Vietnam’s 2010 Law on Food Safety and Decree 15/2018 allow companies to self-declare and take full responsibility for product quality. While intended to streamline business operations, these provisions lack filtering mechanisms and post-market inspections. Moreover, no agency is clearly tasked with evaluating submitted product declarations.

As a result, many low-quality products have entered the market under the guise of formality - Kera candy being a prime example.

The court also highlighted the lack of a distinct legal framework for functional foods and dietary supplements. These products are currently regulated as conventional food items, even though many are marketed with medicinal-like claims to circumvent clinical testing and licensing requirements.

Self-declaration without thorough testing

The self-declaration mechanism means product quality is not independently verified before entering the market. Companies are not obliged to fully test for nutritional content, effects, or efficacy. Government agencies only assess paperwork for formal compliance and do not evaluate actual content.

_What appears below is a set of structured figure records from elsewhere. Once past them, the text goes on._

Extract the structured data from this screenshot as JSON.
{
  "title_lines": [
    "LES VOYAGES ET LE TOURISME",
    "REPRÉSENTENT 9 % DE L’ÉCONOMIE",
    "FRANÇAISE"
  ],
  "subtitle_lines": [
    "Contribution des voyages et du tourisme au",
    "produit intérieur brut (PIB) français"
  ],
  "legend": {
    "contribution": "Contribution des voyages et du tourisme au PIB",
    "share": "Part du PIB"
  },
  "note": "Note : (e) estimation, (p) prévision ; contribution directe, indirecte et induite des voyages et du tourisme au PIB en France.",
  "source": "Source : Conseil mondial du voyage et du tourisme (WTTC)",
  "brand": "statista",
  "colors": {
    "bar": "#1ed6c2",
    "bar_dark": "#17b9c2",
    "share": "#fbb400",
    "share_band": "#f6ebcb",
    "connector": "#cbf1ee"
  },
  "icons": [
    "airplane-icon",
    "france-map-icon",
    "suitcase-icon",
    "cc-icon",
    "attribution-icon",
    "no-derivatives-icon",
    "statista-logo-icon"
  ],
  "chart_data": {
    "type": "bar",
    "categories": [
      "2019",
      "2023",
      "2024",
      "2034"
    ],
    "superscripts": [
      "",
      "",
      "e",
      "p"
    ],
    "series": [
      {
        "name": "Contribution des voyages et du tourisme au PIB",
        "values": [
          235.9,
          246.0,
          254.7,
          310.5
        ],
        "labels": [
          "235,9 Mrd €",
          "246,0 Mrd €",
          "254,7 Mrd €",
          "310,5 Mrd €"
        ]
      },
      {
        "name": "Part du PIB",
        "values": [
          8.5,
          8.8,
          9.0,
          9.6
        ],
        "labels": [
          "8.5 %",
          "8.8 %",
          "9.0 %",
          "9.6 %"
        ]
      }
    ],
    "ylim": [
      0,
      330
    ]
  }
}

This legal gap has allowed companies to perform only superficial testing - or worse, collude with testing labs to buy fabricated results to legalize unverified products.

Post-market inspections are also weak due to limited manpower and low inspection frequency, especially for small businesses and online sellers.

The court noted that regulating advertisements and online sales remains a challenge, particularly on social media and cross-border e-commerce platforms. Many products are advertised with ambiguous or exaggerated claims, complicating the responsibilities of oversight agencies.

Moreover, the lack of a shared national database hinders timely detection of violations.

Call for tighter regulations - especially for influencers

The court urged government agencies to comprehensively review legal frameworks on food safety, marketing, and digital commerce, closing the loopholes currently exploited by offenders.

It also emphasized the need for specific rules to govern public figures, celebrities, and key opinion leaders (KOLs), whose influence can significantly sway consumer behavior.